An Irishman's Diary

Kevin Myers: Easter is the time of year when people who normally seem wise and sensible start talking amiable gibberish

Kevin Myers: Easter is the time of year when people who normally seem wise and sensible start talking amiable gibberish. Take, for example, Charlie McCreevy, the finest Minister for Finance in our history, the man who ignored the goody-goodies who were yelping about the immorality of low taxes, and the attempts of EU bullies to make us conform with the ludicrous tax culture of mainland Europe.

He's usually a man for figures; but not at Easter. When the heady whiff of the 1916 Rising fills his nostrils, he starts babbling the innumerate arithmetic of Irish republicanism. Last weekend he declared: "But ultimately the attachment of the young people to their native land and their determination to achieve the freedom for which a large majority of the Irish people voted in 1918 overcame the power of a then mighty empire."

Charlie, if your budgetary sums were as woeful as your historical ones, the first secretary in the Department of Finance would long ago have put you in a straitjacket and confined you to the Merrion Street dungeons, where you would be fed morsels of algebra and fragments of long division. It's simply not true that "a large majority" of the Irish people voted for "freedom" in 1918, if by that you mean Sinn Féin, which managed to get just 48 per cent of the vote.

That is the official figure. Thanks to Todd Andrews and others, we know that there was massive Sinn Féin personation across Ireland, which increased the vote by an unquantifiable amount. So we can say for sure that even 48 per cent is an inflated representation of the number of people who authentically voted for Sinn Féin.

READ MORE

And yes, of course, Sinn Féin was unopposed in some constituencies, where there were accordingly no elections. We therefore have no means of knowing how many people would have voted Sinn Féin, had there been a complete election. But we do know, beyond any shadow of doubt, that only a minority of people voted for Sinn Féin in 1918.
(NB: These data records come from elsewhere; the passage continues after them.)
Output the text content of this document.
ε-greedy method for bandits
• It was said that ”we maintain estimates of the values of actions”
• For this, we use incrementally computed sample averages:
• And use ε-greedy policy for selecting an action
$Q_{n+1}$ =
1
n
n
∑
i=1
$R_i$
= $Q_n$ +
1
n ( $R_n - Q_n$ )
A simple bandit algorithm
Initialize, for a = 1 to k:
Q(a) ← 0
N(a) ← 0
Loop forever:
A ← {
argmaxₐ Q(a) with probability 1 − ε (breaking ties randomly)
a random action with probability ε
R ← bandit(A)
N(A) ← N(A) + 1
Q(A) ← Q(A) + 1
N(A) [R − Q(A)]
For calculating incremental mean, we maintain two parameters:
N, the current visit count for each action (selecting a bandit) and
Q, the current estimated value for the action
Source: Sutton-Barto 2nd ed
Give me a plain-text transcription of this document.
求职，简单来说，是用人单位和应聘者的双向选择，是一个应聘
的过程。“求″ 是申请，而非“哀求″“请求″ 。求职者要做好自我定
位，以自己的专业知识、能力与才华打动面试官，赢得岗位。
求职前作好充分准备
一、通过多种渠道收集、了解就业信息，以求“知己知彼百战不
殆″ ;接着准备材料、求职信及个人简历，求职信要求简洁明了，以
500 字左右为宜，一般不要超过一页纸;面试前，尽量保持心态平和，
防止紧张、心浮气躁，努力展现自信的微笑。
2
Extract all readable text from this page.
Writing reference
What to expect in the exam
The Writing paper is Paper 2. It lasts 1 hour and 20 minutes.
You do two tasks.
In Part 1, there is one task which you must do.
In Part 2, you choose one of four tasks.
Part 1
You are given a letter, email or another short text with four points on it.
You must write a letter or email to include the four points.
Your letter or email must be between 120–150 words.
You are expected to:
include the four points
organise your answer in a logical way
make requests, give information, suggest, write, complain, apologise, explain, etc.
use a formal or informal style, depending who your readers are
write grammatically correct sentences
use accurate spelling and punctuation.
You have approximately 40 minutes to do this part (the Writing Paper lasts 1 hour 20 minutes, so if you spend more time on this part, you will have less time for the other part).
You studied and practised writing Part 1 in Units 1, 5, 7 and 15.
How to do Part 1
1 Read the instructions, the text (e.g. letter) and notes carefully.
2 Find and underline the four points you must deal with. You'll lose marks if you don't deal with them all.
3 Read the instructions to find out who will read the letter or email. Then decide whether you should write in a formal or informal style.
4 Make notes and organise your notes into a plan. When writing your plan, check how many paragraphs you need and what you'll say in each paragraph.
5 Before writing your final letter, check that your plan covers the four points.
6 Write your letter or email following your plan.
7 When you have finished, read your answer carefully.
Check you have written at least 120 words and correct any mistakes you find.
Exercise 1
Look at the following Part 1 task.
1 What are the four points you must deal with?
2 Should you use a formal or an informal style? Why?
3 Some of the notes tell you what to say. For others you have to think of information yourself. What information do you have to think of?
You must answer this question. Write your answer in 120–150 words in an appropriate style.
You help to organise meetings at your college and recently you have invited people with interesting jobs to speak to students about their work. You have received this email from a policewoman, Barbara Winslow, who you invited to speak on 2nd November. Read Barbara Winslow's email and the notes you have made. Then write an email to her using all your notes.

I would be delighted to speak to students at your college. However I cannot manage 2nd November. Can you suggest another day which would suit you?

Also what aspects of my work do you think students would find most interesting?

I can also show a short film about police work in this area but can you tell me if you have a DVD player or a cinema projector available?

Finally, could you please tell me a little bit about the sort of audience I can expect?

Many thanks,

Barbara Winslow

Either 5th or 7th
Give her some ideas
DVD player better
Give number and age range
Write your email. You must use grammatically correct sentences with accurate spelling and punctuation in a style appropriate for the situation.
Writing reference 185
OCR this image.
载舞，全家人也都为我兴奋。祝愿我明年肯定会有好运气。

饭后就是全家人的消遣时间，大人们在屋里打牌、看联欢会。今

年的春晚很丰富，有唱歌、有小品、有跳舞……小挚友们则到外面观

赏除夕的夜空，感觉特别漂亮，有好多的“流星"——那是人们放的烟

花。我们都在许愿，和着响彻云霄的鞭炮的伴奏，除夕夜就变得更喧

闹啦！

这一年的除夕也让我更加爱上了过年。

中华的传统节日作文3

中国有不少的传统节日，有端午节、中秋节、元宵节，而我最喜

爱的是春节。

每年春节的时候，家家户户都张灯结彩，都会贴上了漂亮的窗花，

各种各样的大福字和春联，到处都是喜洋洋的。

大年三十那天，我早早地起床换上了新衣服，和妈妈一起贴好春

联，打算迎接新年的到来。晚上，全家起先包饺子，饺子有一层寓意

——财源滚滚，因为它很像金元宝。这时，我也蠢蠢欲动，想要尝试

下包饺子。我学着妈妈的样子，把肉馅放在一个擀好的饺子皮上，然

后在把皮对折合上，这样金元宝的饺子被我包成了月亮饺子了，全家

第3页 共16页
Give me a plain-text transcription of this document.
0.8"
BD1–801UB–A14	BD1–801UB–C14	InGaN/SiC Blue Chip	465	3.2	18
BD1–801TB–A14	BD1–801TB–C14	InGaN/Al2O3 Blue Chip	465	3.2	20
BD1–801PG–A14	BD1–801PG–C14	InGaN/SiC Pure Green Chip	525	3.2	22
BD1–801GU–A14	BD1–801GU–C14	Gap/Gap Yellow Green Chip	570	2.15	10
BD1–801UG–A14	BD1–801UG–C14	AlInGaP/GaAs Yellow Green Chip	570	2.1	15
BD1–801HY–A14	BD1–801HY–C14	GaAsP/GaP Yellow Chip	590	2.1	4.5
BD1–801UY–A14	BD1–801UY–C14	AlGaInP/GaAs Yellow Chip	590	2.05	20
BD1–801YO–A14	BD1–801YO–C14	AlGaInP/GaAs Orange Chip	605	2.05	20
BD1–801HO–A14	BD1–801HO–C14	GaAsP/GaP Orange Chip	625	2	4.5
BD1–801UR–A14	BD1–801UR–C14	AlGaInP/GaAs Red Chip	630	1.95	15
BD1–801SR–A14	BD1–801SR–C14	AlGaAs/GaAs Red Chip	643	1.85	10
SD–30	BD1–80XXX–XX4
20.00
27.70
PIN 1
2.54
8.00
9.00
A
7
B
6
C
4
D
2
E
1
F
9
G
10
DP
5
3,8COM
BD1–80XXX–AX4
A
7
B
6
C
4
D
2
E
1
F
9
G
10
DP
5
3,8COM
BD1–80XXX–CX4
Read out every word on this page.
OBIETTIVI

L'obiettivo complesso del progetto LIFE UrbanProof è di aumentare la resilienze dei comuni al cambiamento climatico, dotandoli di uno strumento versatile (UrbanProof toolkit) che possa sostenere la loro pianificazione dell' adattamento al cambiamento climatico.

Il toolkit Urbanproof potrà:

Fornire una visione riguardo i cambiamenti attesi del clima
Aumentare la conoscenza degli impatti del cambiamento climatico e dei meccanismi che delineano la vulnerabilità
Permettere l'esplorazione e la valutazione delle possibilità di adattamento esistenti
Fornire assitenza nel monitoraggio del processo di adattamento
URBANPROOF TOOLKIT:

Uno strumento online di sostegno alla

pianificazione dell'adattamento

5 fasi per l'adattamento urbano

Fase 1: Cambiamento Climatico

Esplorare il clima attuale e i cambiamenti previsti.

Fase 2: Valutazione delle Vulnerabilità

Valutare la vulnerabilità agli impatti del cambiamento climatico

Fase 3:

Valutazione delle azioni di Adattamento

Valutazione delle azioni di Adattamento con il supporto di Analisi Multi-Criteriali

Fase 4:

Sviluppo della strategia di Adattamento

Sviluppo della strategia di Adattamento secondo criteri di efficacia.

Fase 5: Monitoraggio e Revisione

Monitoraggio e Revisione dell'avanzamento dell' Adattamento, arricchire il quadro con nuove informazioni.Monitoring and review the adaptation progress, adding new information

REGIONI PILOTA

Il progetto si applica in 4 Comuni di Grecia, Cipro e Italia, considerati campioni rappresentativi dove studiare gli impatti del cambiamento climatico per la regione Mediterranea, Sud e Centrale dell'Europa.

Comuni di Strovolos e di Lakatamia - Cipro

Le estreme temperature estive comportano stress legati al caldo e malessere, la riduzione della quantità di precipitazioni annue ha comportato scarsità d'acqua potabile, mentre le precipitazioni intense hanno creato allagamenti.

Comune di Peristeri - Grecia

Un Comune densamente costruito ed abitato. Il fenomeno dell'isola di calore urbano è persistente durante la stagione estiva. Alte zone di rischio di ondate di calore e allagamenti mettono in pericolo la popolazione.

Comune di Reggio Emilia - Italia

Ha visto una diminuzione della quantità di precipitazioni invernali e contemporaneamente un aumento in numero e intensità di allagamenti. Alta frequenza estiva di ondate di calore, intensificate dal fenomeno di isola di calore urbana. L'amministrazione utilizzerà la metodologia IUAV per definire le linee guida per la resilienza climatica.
Which is why Sinn Féin-IRA today are, contrary to what Michael McDowell declared last weekend, the true heirs of both the men of 1916, and the Sinn Féin of 1918, and the IRA of 1919-21. The people of Ireland did not authorise the 1916 Rising. None of its leaders had ever sought the mandate of the electorate. The only one of the men executed afterwards who had ever stood for election was John MacBride. He was a latecomer to the Rising and, like Patrick Pearse's poor brother Willie, was shot in a fit of murderous British pique - in his case, perhaps, in revenge for his defence of the Boer republics 15 years before.

The men of 1916, like the men of the IRA ever since, were strangers to electoral politics. Their immediate heirs learned, rather more quickly than a later generation, how to exploit the twin mysteries of the bullet and the ballot. But they were no more wedded to the electoral outcome of the processes of democracy than the IRA today. Elections in their eyes were - and still are - simply ruses of war, not binding legal processes.

The Minister for Justice insisted that the IRA today was involved in "smuggling, racketeering, and blackmail to fund itself. The republicans of 1916, 1921, 1922 and 1923 never did those things." Hmmm. Perhaps not. But what did they do? Well, in 1916 they started a Rising in which hundreds of civilians, including 28 children, died. These deaths were attributable solely to the Rising. No Rising, no killings. That's it.

The devotion of the old IRA to democracy was shown the day that the First Dáil sat, and two harmless police officers were murdered in Tipperary. So that didn't take long now, did it? Possibly, the IRA didn't take out youngsters and break their legs with baseball bats in 1921 and 1922, but it did murder Protestants in very large numbers in Cork, the Border districts and Belfast. And yes, loyalist killer squads at the time, including rogue police officers, were killing Catholics in the North in even greater numbers - the difference being that we don't hear voices today declaring the relative virtues of ancient loyalist paramilitaries.

The 1918 election gave as much moral and legal validity for the newly formed IRA to bump off police officers, and for Collins's squad to murder DMP detectives in cold blood in front of their families, as it does to the IRA today to do whatever it does so well - a murder here, another there, a few broken limbs, the occasional intelligence raid, and so on. That is to say, none at all. For the vast majority of the minority of people who actually voted Sinn Féin in 1918 were certainly not voting for war, though that's what they got.

Of course, it's very hard for politicians of Fianna Fáil pedigree, who still revere the men of 1916, to stomach the truths about the time. They can't bear to think that Patrick Pearse was a bloodthirsty, raving madman, or that James Connolly was a diehard Marxist, a Caledonian Lenin who thirsted for world-wide class warfare, with Ireland being as good a place to start as any. Fine Gael has the same problem with its founder, the jovial, ear-biting serial killer Michael Collins. And almost everyone has with that barking lunatic Wolfe Tone: ah yes, guillotines in College Green, and Catholic priests being drowned en masse in the Liffey, just as the Revolutionaries had done in La Vendée.

Well, that's got that off my chest. Now I'm for it.